El intento de alcanzar una verdadera dignidad falla cuando nuestros cuerpos fallan. Ocasionalmente —muy ocasionalmente—, alguien con una personalidad excepcional también muere en circunstancias excepcionales, y esa afortunada combinación de factores permite que eso suceda, pero tal confluencia de factores no es corriente y, en todo caso, sólo la pueden esperar muy pocas personas.
He escrito este libro para desmitificar el proceso de la muerte. Mi intención no es describirlo como una sucesión llena de horrores, de degradaciones dolorosas y desagradables, sino presentarlo en su realidad biológica y clínica, como lo ven aquellos que lo presencian y como lo sienten los que lo experimentan. Solamente tras una franca discusión de los pormenores de la muerte podemos afrontar mejor los aspectos que más nos asustan. El conocimiento de la verdad, el estar preparados para ello, será el medio de liberarnos de ese miedo a la terra incognita de la muerte, que lleva al autoengaño y a las decepciones.
Hay abundante literatura sobre la muerte y el morir. Prácticamente toda ella pretende ayudar a las personas a afrontar el trauma emocional que implica tal proceso y su desenlace; sin embargo, en la mayoría de los casos no se hace mucho hincapié en los pormenores del deterioro físico. Sólo en las páginas de las revistas especializadas se pueden encontrar descripciones de los verdaderos procesos por los que las diferentes enfermedades consumen nuestra vitalidad y nos arrebatan la vida.
Mi carrera y mi larga experiencia con la muerte confirman la observación de John Webster de que, en efecto, hay «diez mil puertas distintas para que cada hombre encuentre su salida»; mi deseo es ayudar a que se cumpla la oración del poeta Rainer Maria Rilke: «Oh Señor, danos a cada uno nuestra propia muerte». Este libro trata de las puertas, y de los pasadizos que conducen a ellas; he intentado escribirlo de forma que, en la medida de lo posible, cada uno pueda elegir su propia muerte.
He escogido seis de los tipos de enfermedades más frecuentes en nuestros días, no sólo porque incluyen las enfermedades mortales que se llevarán a la mayor parte de nosotros, sino también por otra razón: las seis tienen características que son representativas de ciertos procesos universales que todos experimentaremos al morir. La parada de la circulación, el transporte inadecuado de oxígeno a los tejidos, el deterioro progresivo de las funciones cerebrales hasta su total interrupción, el fallo funcional de los órganos, la destrucción de los centros vitales: éstas son las armas de todos los jinetes de la muerte.
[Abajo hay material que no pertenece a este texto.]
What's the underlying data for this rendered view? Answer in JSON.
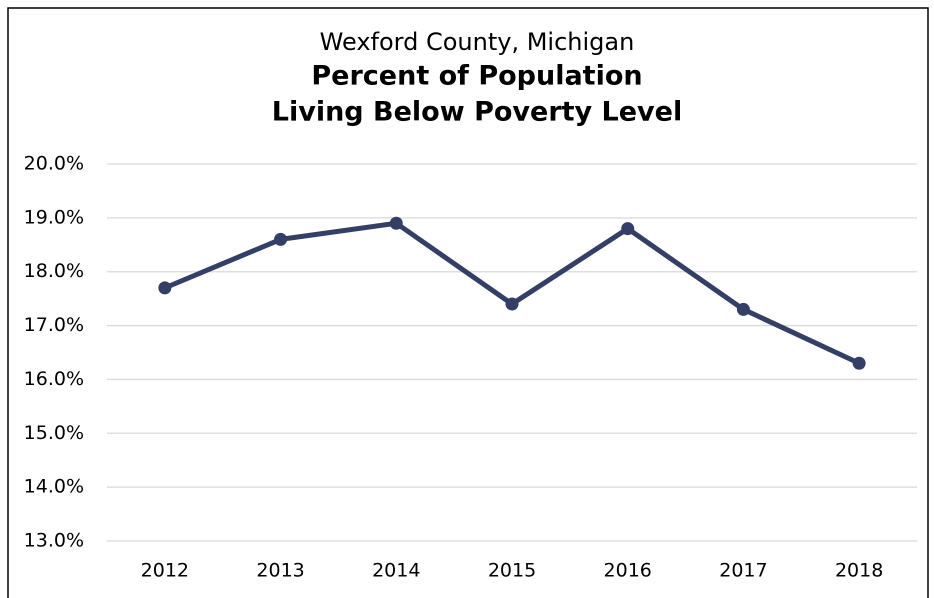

Familiarizarnos con ellas nos aclarará cómo morimos, incluso si es a causa de enfermedades no específicamente descritas en este libro. Las que he escogido no sólo son las avenidas más transitadas hacia la muerte, sino también aquellas cuyo empedrado recorreremos todos, independientemente de la singularidad de la enfermedad final.
Mi madre murió de cáncer de colon una semana después de que yo cumpliera once años, y este hecho ha marcado mi vida. Todo lo que he llegado a ser y lo que no he llegado a ser, guarda, directa o indirectamente, relación con su muerte. Cuando comencé a escribir este libro mi hermano había muerto hacía poco más de un año, también de cáncer de colon. En mi vida profesional y personal he sido consciente de la inminencia de la muerte durante más de medio siglo, y he trabajado en su constante presencia durante toda ella, excepto en el primer decenio. Este es el libro en el que trataré de contar lo que he aprendido.